- Born: Paul Rose 1951 (age 74–75) Elm Park, Hornchurch, Essex, England
- Occupations: TV presenter; Public speaker; Antarctic base commander; Professional diver; Mountain and polar guide;

= Paul Rose (TV presenter) =

British explorer and TV presenter

Paul Rose (born 1951) is a British television presenter who mainly works for the BBC. He is an accomplished diver, mountaineer and explorer whose skills and interests led to his role as a documentary presenter.

== Career ==

=== Royal Geographical Society ===
Rose was vice-president of the Royal Geographical Society from 1999 to 2002 and made frequent expeditions to Antarctica, supporting scientists engaged in research, and for eight 6-month seasons was base commander of Rothera Research Station.

=== TV presenter ===
In 2006, Rose presented the five-part BBC Four documentary series Voyages of Discovery.

In 2008 he co-presented the eight-part BBC Two documentary series Oceans.

In 2011 he co-presented the four-part BBC Two documentary series Britain's Secret Seas.

Since the mid 2010s, Paul Rose has been involved with a number of walking documentaries made as part of the BBC's commitment to regional programming. In 2016, his five-part programme Coastal Path series showed Rose on the 630 mile South West Coast Path, with the series originally broadcast as a regional BBC One show for people in the southwest and Channel Islands. Coastal Path would go on to be repeated nationally for viewers on BBC Two in the following years and would end up as a BBC Four programme, which, like much other content on the channel, has been repeated many times.
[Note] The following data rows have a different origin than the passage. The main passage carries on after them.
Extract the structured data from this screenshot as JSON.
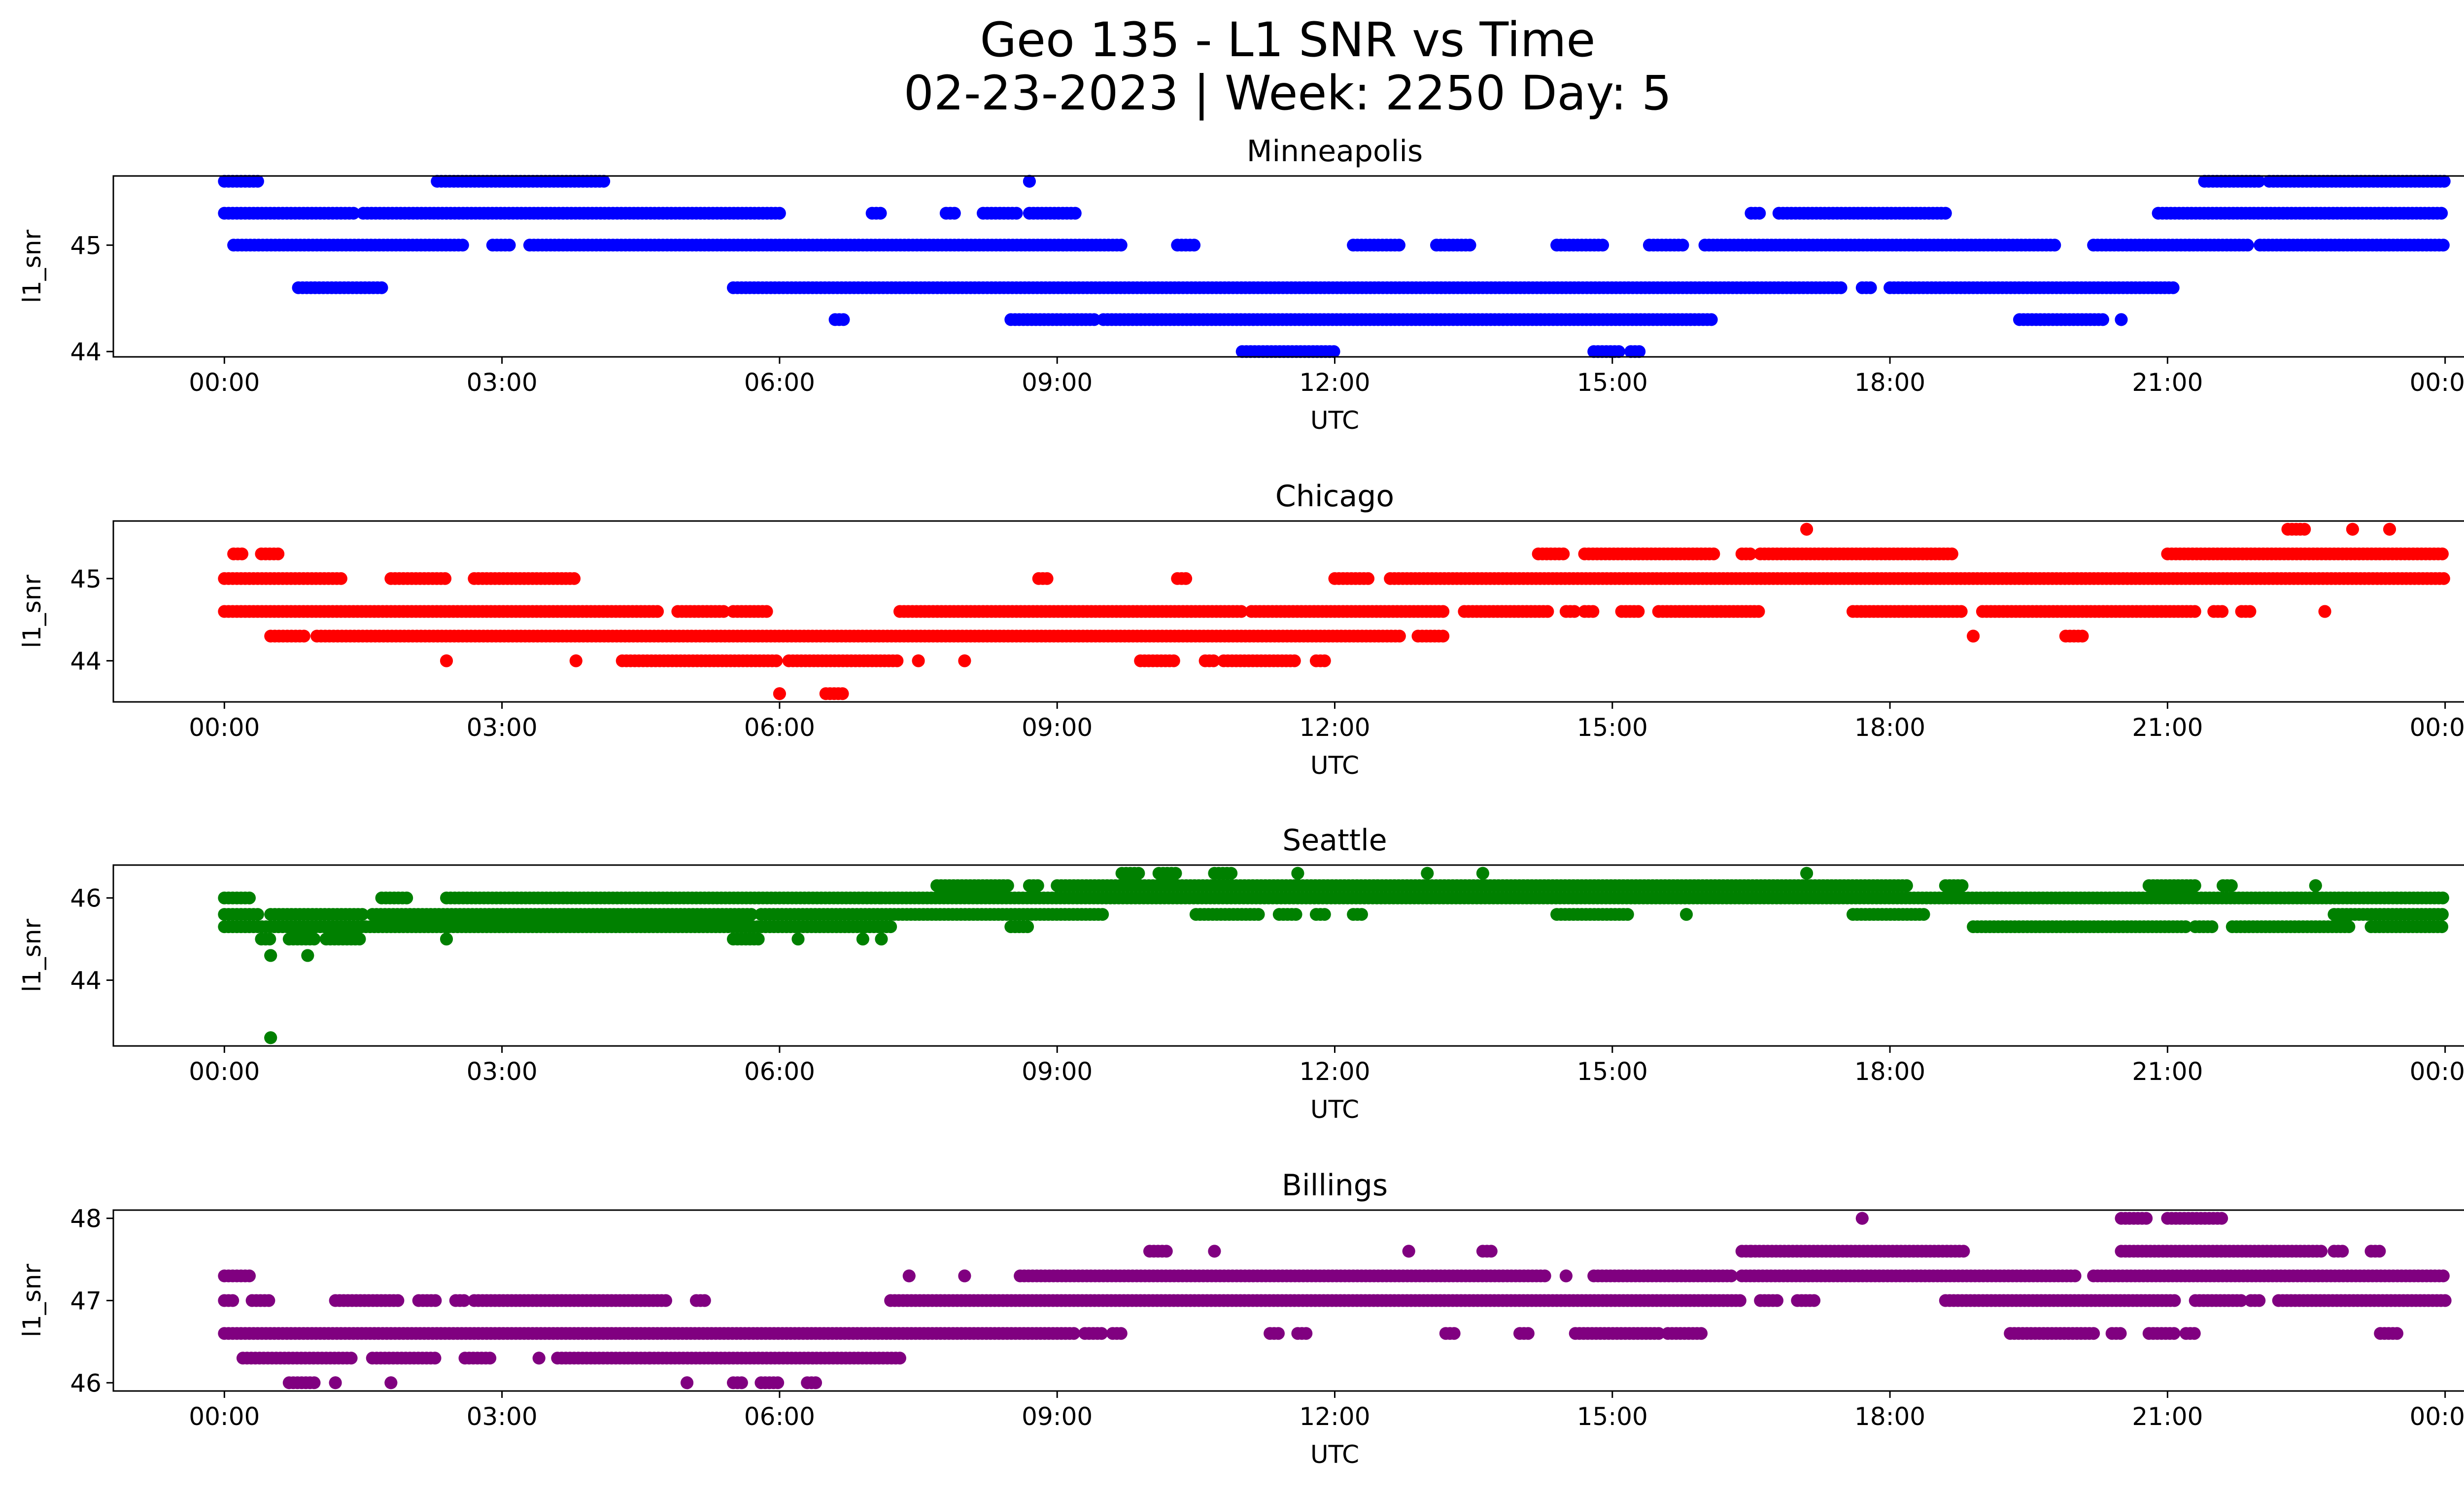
{
  "figure": {
    "title_line1": "Geo 135 - L1 SNR vs Time",
    "title_line2": "02-23-2023 | Week: 2250 Day: 5"
  },
  "chart_data": [
    {
      "type": "scatter",
      "title": "Minneapolis",
      "xlabel": "UTC",
      "ylabel": "l1_snr",
      "color": "#0000ff",
      "xlim_hours": [
        -1.2,
        25.2
      ],
      "ylim": [
        43.95,
        45.65
      ],
      "x_ticks": [
        "00:00",
        "03:00",
        "06:00",
        "09:00",
        "12:00",
        "15:00",
        "18:00",
        "21:00",
        "00:00"
      ],
      "y_ticks": [
        44,
        45
      ],
      "y_levels": [
        44.0,
        44.3,
        44.6,
        45.0,
        45.3,
        45.6
      ],
      "bands": [
        {
          "y": 45.0,
          "segments": [
            [
              0.1,
              2.6
            ],
            [
              2.9,
              3.1
            ],
            [
              3.3,
              9.7
            ],
            [
              10.3,
              10.5
            ],
            [
              12.2,
              12.7
            ],
            [
              13.1,
              13.5
            ],
            [
              14.4,
              14.9
            ],
            [
              15.4,
              15.8
            ],
            [
              16.0,
              19.8
            ],
            [
              20.2,
              21.9
            ],
            [
              22.0,
              24.0
            ]
          ]
        },
        {
          "y": 45.3,
          "segments": [
            [
              0.0,
              1.4
            ],
            [
              1.5,
              6.0
            ],
            [
              7.0,
              7.1
            ],
            [
              7.8,
              7.9
            ],
            [
              8.2,
              8.6
            ],
            [
              8.7,
              9.2
            ],
            [
              16.5,
              16.6
            ],
            [
              16.8,
              18.6
            ],
            [
              20.9,
              24.0
            ]
          ]
        },
        {
          "y": 45.6,
          "segments": [
            [
              0.0,
              0.4
            ],
            [
              2.3,
              4.1
            ],
            [
              8.7,
              8.7
            ],
            [
              21.4,
              22.0
            ],
            [
              22.1,
              24.0
            ]
          ]
        },
        {
          "y": 44.6,
          "segments": [
            [
              0.8,
              1.7
            ],
            [
              5.5,
              17.5
            ],
            [
              17.7,
              17.8
            ],
            [
              18.0,
              21.1
            ]
          ]
        },
        {
          "y": 44.3,
          "segments": [
            [
              6.6,
              6.7
            ],
            [
              8.5,
              9.4
            ],
            [
              9.5,
              16.1
            ],
            [
              19.4,
              20.3
            ],
            [
              20.5,
              20.5
            ]
          ]
        },
        {
          "y": 44.0,
          "segments": [
            [
              11.0,
              12.0
            ],
            [
              14.8,
              15.1
            ],
            [
              15.2,
              15.3
            ]
          ]
        }
      ]
    },
    {
      "type": "scatter",
      "title": "Chicago",
      "xlabel": "UTC",
      "ylabel": "l1_snr",
      "color": "#ff0000",
      "xlim_hours": [
        -1.2,
        25.2
      ],
      "ylim": [
        43.5,
        45.7
      ],
      "x_ticks": [
        "00:00",
        "03:00",
        "06:00",
        "09:00",
        "12:00",
        "15:00",
        "18:00",
        "21:00",
        "00:00"
      ],
      "y_ticks": [
        44,
        45
      ],
      "y_levels": [
        43.6,
        44.0,
        44.3,
        44.6,
        45.0,
        45.3,
        45.6
      ],
      "bands": [
        {
          "y": 45.0,
          "segments": [
            [
              0.0,
              1.3
            ],
            [
              1.8,
              2.4
            ],
            [
              2.7,
              3.8
            ],
            [
              8.8,
              8.9
            ],
            [
              10.3,
              10.4
            ],
            [
              12.0,
              12.4
            ],
            [
              12.6,
              24.0
            ]
          ]
        },
        {
          "y": 45.3,
          "segments": [
            [
              0.1,
              0.2
            ],
            [
              0.4,
              0.6
            ],
            [
              14.2,
              14.5
            ],
            [
              14.7,
              16.1
            ],
            [
              16.4,
              16.5
            ],
            [
              16.6,
              18.7
            ],
            [
              21.0,
              24.0
            ]
          ]
        },
        {
          "y": 45.6,
          "segments": [
            [
              17.1,
              17.1
            ],
            [
              22.3,
              22.5
            ],
            [
              23.0,
              23.0
            ],
            [
              23.4,
              23.4
            ]
          ]
        },
        {
          "y": 44.6,
          "segments": [
            [
              0.0,
              4.7
            ],
            [
              4.9,
              5.4
            ],
            [
              5.5,
              5.9
            ],
            [
              7.3,
              11.0
            ],
            [
              11.1,
              13.2
            ],
            [
              13.4,
              14.3
            ],
            [
              14.5,
              14.6
            ],
            [
              14.7,
              14.8
            ],
            [
              15.1,
              15.3
            ],
            [
              15.5,
              16.6
            ],
            [
              17.6,
              18.8
            ],
            [
              19.0,
              21.3
            ],
            [
              21.5,
              21.6
            ],
            [
              21.8,
              21.9
            ],
            [
              22.7,
              22.7
            ]
          ]
        },
        {
          "y": 44.3,
          "segments": [
            [
              0.5,
              0.9
            ],
            [
              1.0,
              12.7
            ],
            [
              12.9,
              13.2
            ],
            [
              18.9,
              18.9
            ],
            [
              19.9,
              20.1
            ]
          ]
        },
        {
          "y": 44.0,
          "segments": [
            [
              2.4,
              2.4
            ],
            [
              3.8,
              3.8
            ],
            [
              4.3,
              6.0
            ],
            [
              6.1,
              7.3
            ],
            [
              7.5,
              7.5
            ],
            [
              8.0,
              8.0
            ],
            [
              9.9,
              10.3
            ],
            [
              10.6,
              10.7
            ],
            [
              10.8,
              11.6
            ],
            [
              11.8,
              11.9
            ]
          ]
        },
        {
          "y": 43.6,
          "segments": [
            [
              6.0,
              6.0
            ],
            [
              6.5,
              6.7
            ]
          ]
        }
      ]
    },
    {
      "type": "scatter",
      "title": "Seattle",
      "xlabel": "UTC",
      "ylabel": "l1_snr",
      "color": "#008000",
      "xlim_hours": [
        -1.2,
        25.2
      ],
      "ylim": [
        42.4,
        46.8
      ],
      "x_ticks": [
        "00:00",
        "03:00",
        "06:00",
        "09:00",
        "12:00",
        "15:00",
        "18:00",
        "21:00",
        "00:00"
      ],
      "y_ticks": [
        44,
        46
      ],
      "y_levels": [
        42.6,
        44.6,
        45.0,
        45.3,
        45.6,
        46.0,
        46.3,
        46.6
      ],
      "bands": [
        {
          "y": 45.3,
          "segments": [
            [
              0.0,
              7.2
            ],
            [
              8.5,
              8.7
            ],
            [
              18.9,
              21.2
            ],
            [
              21.3,
              21.5
            ],
            [
              21.7,
              23.0
            ],
            [
              23.2,
              24.0
            ]
          ]
        },
        {
          "y": 45.6,
          "segments": [
            [
              0.0,
              0.4
            ],
            [
              0.5,
              1.5
            ],
            [
              1.6,
              5.7
            ],
            [
              5.8,
              9.5
            ],
            [
              10.5,
              11.2
            ],
            [
              11.4,
              11.6
            ],
            [
              11.8,
              11.9
            ],
            [
              12.2,
              12.3
            ],
            [
              14.4,
              15.2
            ],
            [
              15.8,
              15.8
            ],
            [
              17.6,
              18.4
            ],
            [
              22.8,
              24.0
            ]
          ]
        },
        {
          "y": 46.0,
          "segments": [
            [
              0.0,
              0.3
            ],
            [
              1.7,
              2.0
            ],
            [
              2.4,
              7.1
            ],
            [
              7.1,
              24.0
            ]
          ]
        },
        {
          "y": 46.3,
          "segments": [
            [
              7.7,
              8.5
            ],
            [
              8.7,
              8.8
            ],
            [
              9.0,
              18.2
            ],
            [
              18.6,
              18.8
            ],
            [
              20.8,
              21.3
            ],
            [
              21.6,
              21.7
            ],
            [
              22.6,
              22.6
            ]
          ]
        },
        {
          "y": 46.6,
          "segments": [
            [
              9.7,
              9.9
            ],
            [
              10.1,
              10.3
            ],
            [
              10.7,
              10.9
            ],
            [
              11.6,
              11.6
            ],
            [
              13.0,
              13.0
            ],
            [
              13.6,
              13.6
            ],
            [
              17.1,
              17.1
            ]
          ]
        },
        {
          "y": 45.0,
          "segments": [
            [
              0.4,
              0.5
            ],
            [
              0.7,
              1.0
            ],
            [
              1.1,
              1.5
            ],
            [
              2.4,
              2.4
            ],
            [
              5.5,
              5.8
            ],
            [
              6.2,
              6.2
            ],
            [
              6.9,
              6.9
            ],
            [
              7.1,
              7.1
            ]
          ]
        },
        {
          "y": 44.6,
          "segments": [
            [
              0.5,
              0.5
            ],
            [
              0.9,
              0.9
            ]
          ]
        },
        {
          "y": 42.6,
          "segments": [
            [
              0.5,
              0.5
            ]
          ]
        }
      ]
    },
    {
      "type": "scatter",
      "title": "Billings",
      "xlabel": "UTC",
      "ylabel": "l1_snr",
      "color": "#800080",
      "xlim_hours": [
        -1.2,
        25.2
      ],
      "ylim": [
        45.9,
        48.1
      ],
      "x_ticks": [
        "00:00",
        "03:00",
        "06:00",
        "09:00",
        "12:00",
        "15:00",
        "18:00",
        "21:00",
        "00:00"
      ],
      "y_ticks": [
        46,
        47,
        48
      ],
      "y_levels": [
        46.0,
        46.3,
        46.6,
        47.0,
        47.3,
        47.6,
        48.0
      ],
      "bands": [
        {
          "y": 46.0,
          "segments": [
            [
              0.7,
              1.0
            ],
            [
              1.2,
              1.2
            ],
            [
              1.8,
              1.8
            ],
            [
              5.0,
              5.0
            ],
            [
              5.5,
              5.6
            ],
            [
              5.8,
              6.0
            ],
            [
              6.3,
              6.4
            ]
          ]
        },
        {
          "y": 46.3,
          "segments": [
            [
              0.2,
              1.4
            ],
            [
              1.6,
              2.3
            ],
            [
              2.6,
              2.9
            ],
            [
              3.4,
              3.4
            ],
            [
              3.6,
              4.6
            ],
            [
              4.6,
              7.3
            ]
          ]
        },
        {
          "y": 46.6,
          "segments": [
            [
              0.0,
              9.2
            ],
            [
              9.3,
              9.5
            ],
            [
              9.6,
              9.7
            ],
            [
              11.3,
              11.4
            ],
            [
              11.6,
              11.7
            ],
            [
              13.2,
              13.3
            ],
            [
              14.0,
              14.1
            ],
            [
              14.6,
              15.5
            ],
            [
              15.6,
              16.0
            ],
            [
              19.3,
              20.2
            ],
            [
              20.4,
              20.5
            ],
            [
              20.8,
              21.1
            ],
            [
              21.2,
              21.3
            ],
            [
              23.3,
              23.5
            ]
          ]
        },
        {
          "y": 47.0,
          "segments": [
            [
              0.0,
              0.1
            ],
            [
              0.3,
              0.5
            ],
            [
              1.2,
              1.9
            ],
            [
              2.1,
              2.3
            ],
            [
              2.5,
              2.6
            ],
            [
              2.7,
              4.8
            ],
            [
              5.1,
              5.2
            ],
            [
              7.2,
              16.4
            ],
            [
              16.6,
              16.8
            ],
            [
              17.0,
              17.2
            ],
            [
              18.6,
              21.1
            ],
            [
              21.3,
              21.8
            ],
            [
              21.9,
              22.0
            ],
            [
              22.2,
              24.0
            ]
          ]
        },
        {
          "y": 47.3,
          "segments": [
            [
              0.0,
              0.3
            ],
            [
              7.4,
              7.4
            ],
            [
              8.0,
              8.0
            ],
            [
              8.6,
              14.3
            ],
            [
              14.5,
              14.5
            ],
            [
              14.8,
              16.3
            ],
            [
              16.4,
              20.0
            ],
            [
              20.2,
              24.0
            ]
          ]
        },
        {
          "y": 47.6,
          "segments": [
            [
              10.0,
              10.2
            ],
            [
              10.7,
              10.7
            ],
            [
              12.8,
              12.8
            ],
            [
              13.6,
              13.7
            ],
            [
              16.4,
              16.5
            ],
            [
              16.5,
              18.8
            ],
            [
              20.5,
              22.7
            ],
            [
              22.8,
              22.9
            ],
            [
              23.2,
              23.3
            ]
          ]
        },
        {
          "y": 48.0,
          "segments": [
            [
              17.7,
              17.7
            ],
            [
              20.5,
              20.8
            ],
            [
              21.0,
              21.6
            ]
          ]
        }
      ]
    }
  ]
}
In 2017, Rose presented a two-part BBC One documentary on the Yorkshire Wolds Way, a walk of around 80 miles from the Humber to Filey, on the North Yorkshire coast. During the programme, Rose explored the wildlife and geographical features of the landscape he encountered. In the second part of the documentary he took a dramatic glider flight from the Wolds Gliding Club, Pocklington, over part of the Wolds Way.

In 2018, he presented the four-part BBC One series The Lakes with Paul Rose, about the English Lake District.